The most significant progress may be restricting the use of information in the near future. Laws nowadays focus on the companies that collect and store data. It's less common to enforce a due diligence step for companies that obtain data before they use them. Laws focused on governing the use of data with opt-in and opt-out requirements in the early 2000s.
All these factors influence how your model is used. Professional employees of most jobs read about 500 books in a lifetime. The training corpus of most models is much larger than this, posing risks and challenges.
Proprietary information can be identified by the number of sources. If information can be obtained from multiple sources, it can be considered public domain with preconditions. Some professional publications may restrict this by naming the copyrighted source in the references. Some others may post a license clause. These can be eliminated as sources.
Current laws overlook the use of copyrighted information to identify itself. Proprietary copyrighted data may be collected for the purpose of identifying the same copyrighted information in training data to ignore it. The process is still defined as use, and a massive amount of data is required by the use case. Licensing data for identifying copyrighted information in derived data sets may be an opportunity for affordable licensing.

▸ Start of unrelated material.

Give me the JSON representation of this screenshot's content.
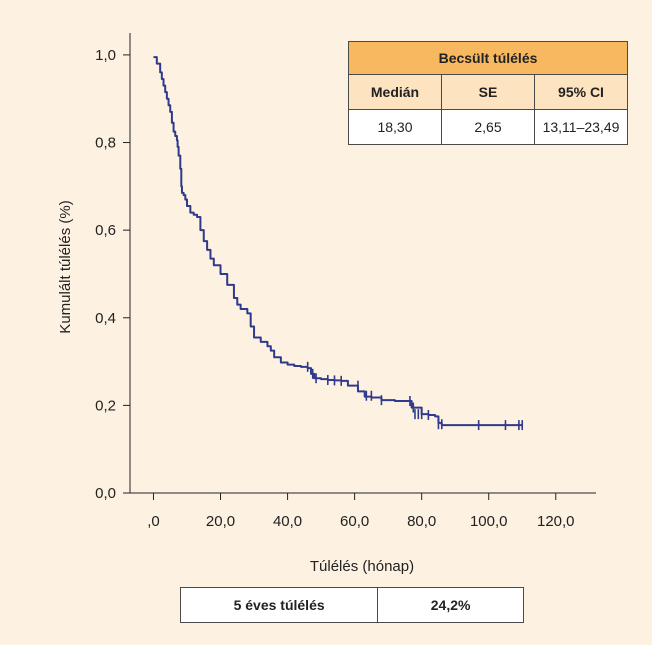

There are tens of billions of dollars of investment flowing into model training. Identifying what is possible was an important first step as a research. Mainstream use will probably be a less exciting but useful step. The author expects that training costs will drop for everyday use models.
Rational use cases will allow us to set clear boundaries on what gets inside those few hundreds of books or 250k pages of corpus that your company uses.